The quest to create virtual assistants that can understand and anticipate human behaviour and needs is one of the current lodestars of artificial intelligence research, but is challenged by the diversity and limitations of available datasets, as well as the expense and complexity involved in generating new proprietary ones.
Researchers at Stanford University decided to approach the problem by using descriptions of everyday human activities found in online fiction, namely 600,000 stories from 500,000 writers at online writing community WattPad – input totalling 1.8 billion words – to inform a new knowledge base called Augur, designed to power vector machines in making predictions about what an individual user might be about to do, or want to do next.
As the researchers’ new paper notes, ‘While we tend to think about stories in terms of the dramatic and unusual events that shape their plots, stories are also filled with prosaic information about how we navigate and react to our everyday surroundings. Over many millions of words, these mundane patterns are far more common than their dramatic counterparts. Characters in modern fiction turn on the lights after entering rooms; they react to compliments by blushing; they do not answer their phones when they are in meetings.’
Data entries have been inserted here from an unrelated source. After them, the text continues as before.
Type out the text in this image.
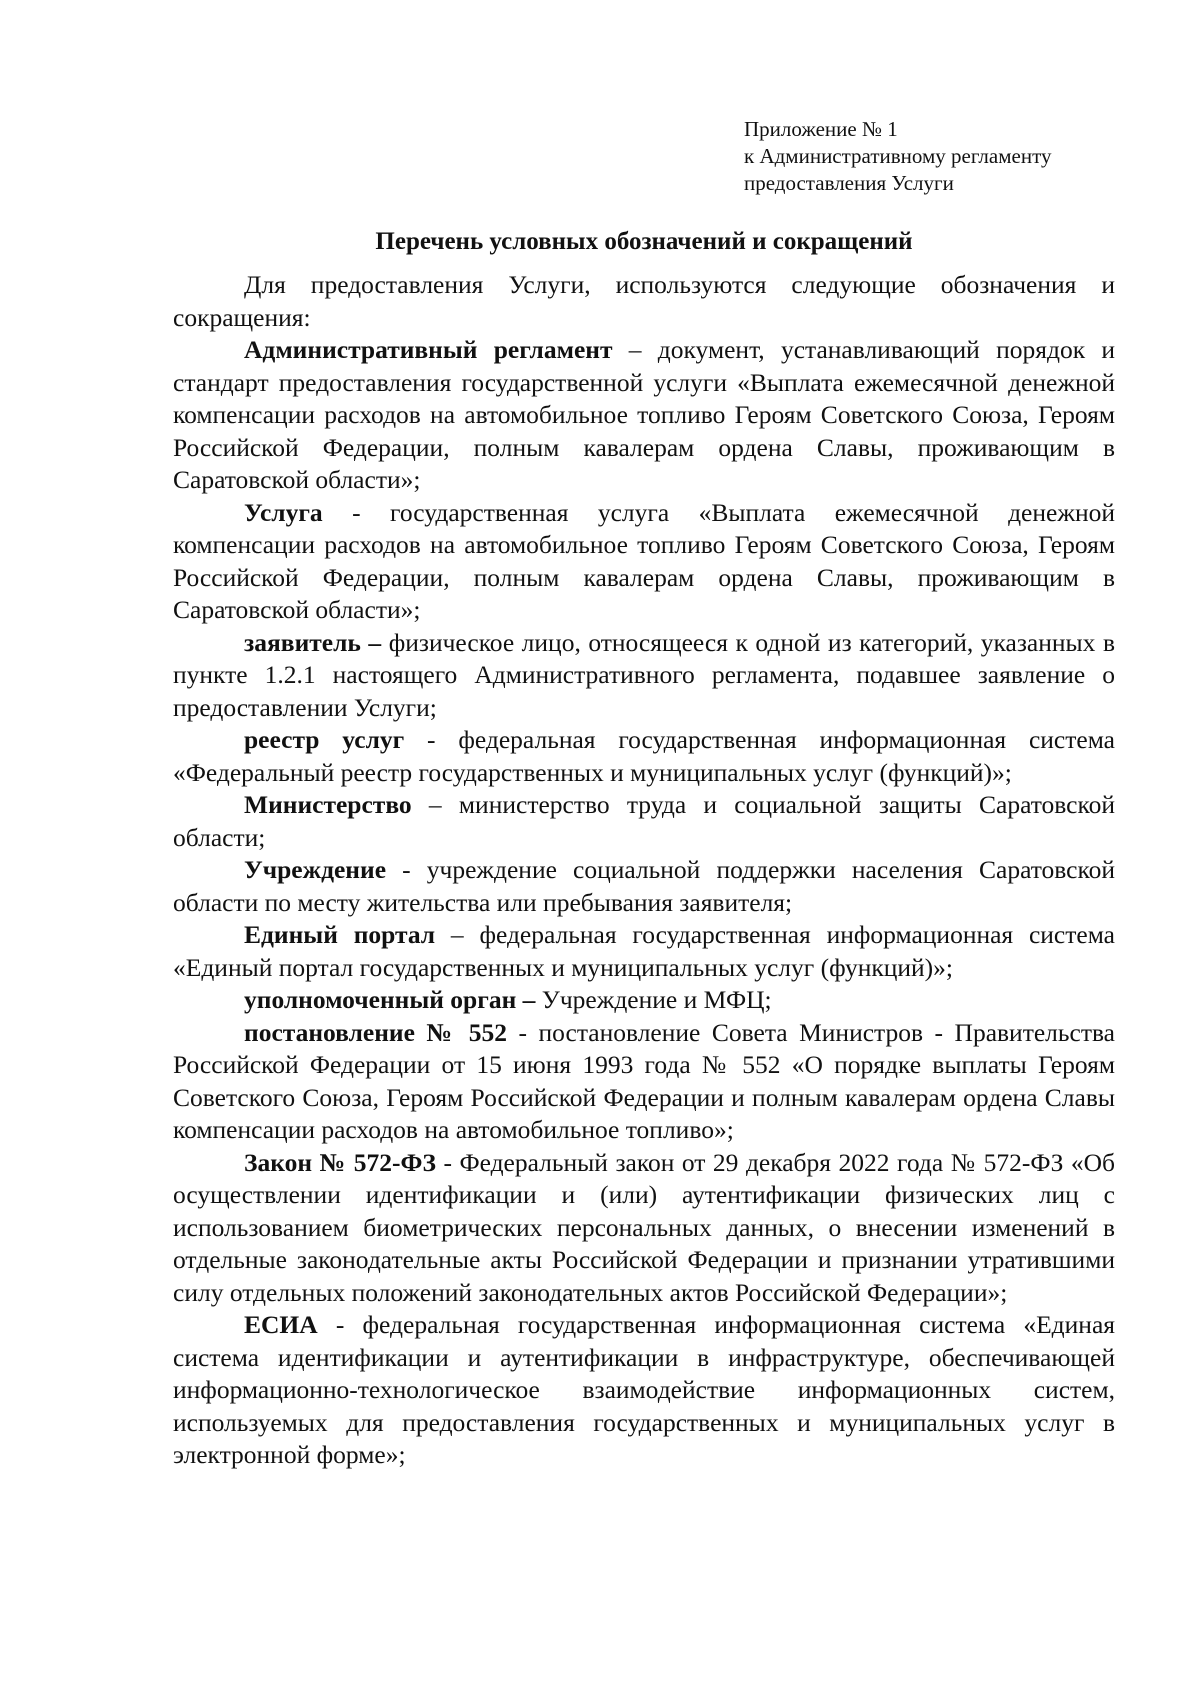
Приложение № 1
к Административному регламенту
предоставления Услуги
Перечень условных обозначений и сокращений

Для предоставления Услуги, используются следующие обозначения и сокращения:

Административный регламент – документ, устанавливающий порядок и стандарт предоставления государственной услуги «Выплата ежемесячной денежной компенсации расходов на автомобильное топливо Героям Советского Союза, Героям Российской Федерации, полным кавалерам ордена Славы, проживающим в Саратовской области»;

Услуга - государственная услуга «Выплата ежемесячной денежной компенсации расходов на автомобильное топливо Героям Советского Союза, Героям Российской Федерации, полным кавалерам ордена Славы, проживающим в Саратовской области»;

заявитель – физическое лицо, относящееся к одной из категорий, указанных в пункте 1.2.1 настоящего Административного регламента, подавшее заявление о предоставлении Услуги;

реестр услуг - федеральная государственная информационная система «Федеральный реестр государственных и муниципальных услуг (функций)»;

Министерство – министерство труда и социальной защиты Саратовской области;

Учреждение - учреждение социальной поддержки населения Саратовской области по месту жительства или пребывания заявителя;

Единый портал – федеральная государственная информационная система «Единый портал государственных и муниципальных услуг (функций)»;

уполномоченный орган – Учреждение и МФЦ;

постановление № 552 - постановление Совета Министров - Правительства Российской Федерации от 15 июня 1993 года № 552 «О порядке выплаты Героям Советского Союза, Героям Российской Федерации и полным кавалерам ордена Славы компенсации расходов на автомобильное топливо»;

Закон № 572-ФЗ - Федеральный закон от 29 декабря 2022 года № 572-ФЗ «Об осуществлении идентификации и (или) аутентификации физических лиц с использованием биометрических персональных данных, о внесении изменений в отдельные законодательные акты Российской Федерации и признании утратившими силу отдельных положений законодательных актов Российской Федерации»;

ЕСИА - федеральная государственная информационная система «Единая система идентификации и аутентификации в инфраструктуре, обеспечивающей информационно-технологическое взаимодействие информационных систем, используемых для предоставления государственных и муниципальных услуг в электронной форме»;
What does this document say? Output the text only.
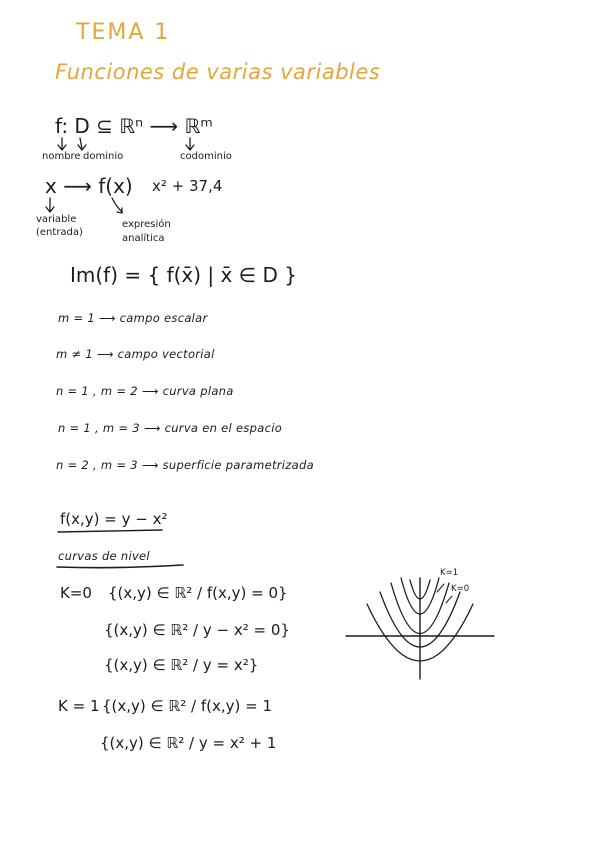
TEMA 1
Funciones de varias variables
f: D ⊆ ℝⁿ ⟶ ℝᵐ
nombre dominio	codominio
x ⟶ f(x) x² + 37,4
variable
(entrada)
expresión
analítica
Im(f) = { f(x̄) | x̄ ∈ D }
m = 1 ⟶ campo escalar
m ≠ 1 ⟶ campo vectorial
n = 1 , m = 2 ⟶ curva plana
n = 1 , m = 3 ⟶ curva en el espacio
n = 2 , m = 3 ⟶ superficie parametrizada
f(x,y) = y − x²
curvas de nivel
K=0 {(x,y) ∈ ℝ² / f(x,y) = 0}
{(x,y) ∈ ℝ² / y − x² = 0}
{(x,y) ∈ ℝ² / y = x²}
K = 1 {(x,y) ∈ ℝ² / f(x,y) = 1
{(x,y) ∈ ℝ² / y = x² + 1
K=1
K=0
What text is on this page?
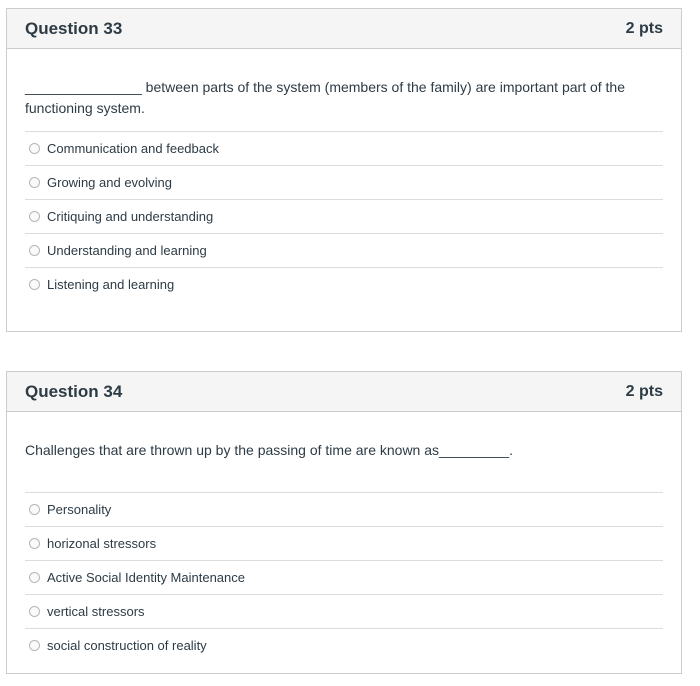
Question 33	2 pts
_______________ between parts of the system (members of the family) are important part of the functioning system.
Communication and feedback
Growing and evolving
Critiquing and understanding
Understanding and learning
Listening and learning
Question 34	2 pts
Challenges that are thrown up by the passing of time are known as_________.
Personality
horizonal stressors
Active Social Identity Maintenance
vertical stressors
social construction of reality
Fiction’s vast repository of human observance is a ripe source of far more mundane knowledge about ourselves and how we conduct our lives than might be indicated by the key events likely to stick in our minds; for every mad captain running his ship against a whale in revenge, there are hundreds of meals, cups of coffee, moments of boredom, instances of purchasing items and straightforward domestic tasks such as sleeping, waking, washing and cooking.
Nonetheless using dramatic stories to teach AIs about human lives can introduce often-comical errors into a machine-based prediction system. The researchers found that an Augur-based prediction system is most likely, when identifying a cat, to predict that the next thing it will do is hiss. The paper suggests that crowdsourcing or similar user-feedback systems would likely be necessary to amend some of the more dramatic associations that certain objects or situations might inspire. As the authors note, ‘If fiction were truly representative of our lives, we might be constantly drawing swords and kissing in the rain.’
The system’s current success rate stands at 71% for unsupervised prediction of what a user will do next, and 96% for recall, or identification of human events. Augur was field-tested in a proof-of-concept Google Glass application called Soundtrack For Life, which selects and plays music based on the user’s current activity.
Functionality as apparently simple as choosing Stravinsky for cooking and something more energetic for intellectual activity requires a significant ability for the AI to put scenes and objects into an appropriate context; if a user is sitting down at what appears to be a restaurant opposite someone who appears to be eating, are they necessarily eating anything themselves? In this sense the AI may need to learn that to be ‘at lunch’ and to be eating are associated but not inevitably synonymous, since many prompts in life appear without necessarily getting answered – or getting answered as expected.
Facebook, one of the leading research entities into AI, recently released 1.6gb of children’s stories to the research community with a similar view towards deriving real-life insights from ‘false’ accounts, while Google’s DeepMind unit is developing similar approaches to teach its artificial intelligence (AI) computing systems to read. Indian researchers are likewise teaching neural networks to understand events during sporting activity by having them analyse text versions of real-time sports commentaries.